To test both coronary and endovascular devices, the team creates intricate artificial arteries from fairly fragile material. "We take patient vascular anatomy and convert it to a file our 3D printer can actually fabricate, to better understand the capabilities of our products in a simulated environment," said Julia Fox, who recently moved from R&D within the vascular business to its Global Market Development team. "At the end of product development, we want to know it’s actually going to work as we expect in a patient."
- Within Abbott's vision care business, R&D has been using 3D printing in prototype development for subassemblies and products for the past few years. These samples had been printed offsite before the team acquired its own machine. The technology’s especially useful in testing the high-tech, syringe-type product that delivers intraocular lenses into someone's eye during cataract surgery. The device is comprised of between five and 10 small plastic parts, and rather than have its manufacturer keep changing the steel molds, "the 3D helps us upfront. We can use the device, see its functionality, and make (adjustments)," said Kevin Springer, an R&D program engineer. "People want to see and hold something, and you have a representative piece in your hand."

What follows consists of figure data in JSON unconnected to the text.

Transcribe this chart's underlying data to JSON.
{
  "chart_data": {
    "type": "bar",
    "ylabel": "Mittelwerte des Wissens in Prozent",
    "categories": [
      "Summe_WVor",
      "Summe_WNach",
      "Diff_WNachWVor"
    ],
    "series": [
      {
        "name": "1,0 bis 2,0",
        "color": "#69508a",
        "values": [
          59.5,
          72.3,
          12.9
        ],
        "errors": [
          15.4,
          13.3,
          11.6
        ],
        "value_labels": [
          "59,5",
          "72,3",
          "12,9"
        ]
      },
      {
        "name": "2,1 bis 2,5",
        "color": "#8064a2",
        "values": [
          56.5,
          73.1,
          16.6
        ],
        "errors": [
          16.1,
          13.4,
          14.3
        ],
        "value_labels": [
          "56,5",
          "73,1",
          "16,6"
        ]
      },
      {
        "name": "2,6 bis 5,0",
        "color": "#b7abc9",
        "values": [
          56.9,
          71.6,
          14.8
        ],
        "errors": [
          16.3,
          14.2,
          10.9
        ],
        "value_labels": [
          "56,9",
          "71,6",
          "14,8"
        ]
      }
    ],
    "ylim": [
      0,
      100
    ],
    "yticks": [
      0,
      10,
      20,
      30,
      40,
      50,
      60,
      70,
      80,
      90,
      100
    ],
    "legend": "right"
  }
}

Added Scott Evans, an R&D director within the vision care business: "If we can take weeks off the development cycle by perfecting the design before starting production tooling, that’s very important to us. Hopefully, those prototypes will be closer to specification, and assist in getting products to the market faster."
3D-printed prototype of a patented hematology analyzer, which runs automated tests on blood samples. This device allowed engineers from Abbott’s diagnostics business to model parts of the assembly and test the concept before production. |
- On the diagnostics side, 3D printers are used to create prototype parts for this business's next-generation systems. "The biggest thing is that it improves the speed of development to provide products to our customers," said Powell Thoppil, a product transition team manager. Diagnostics’ products are used by hospitals, blood banks and laboratories. So "by getting these new products out to them faster," said Thoppil, "we’re able to help patients live better lives."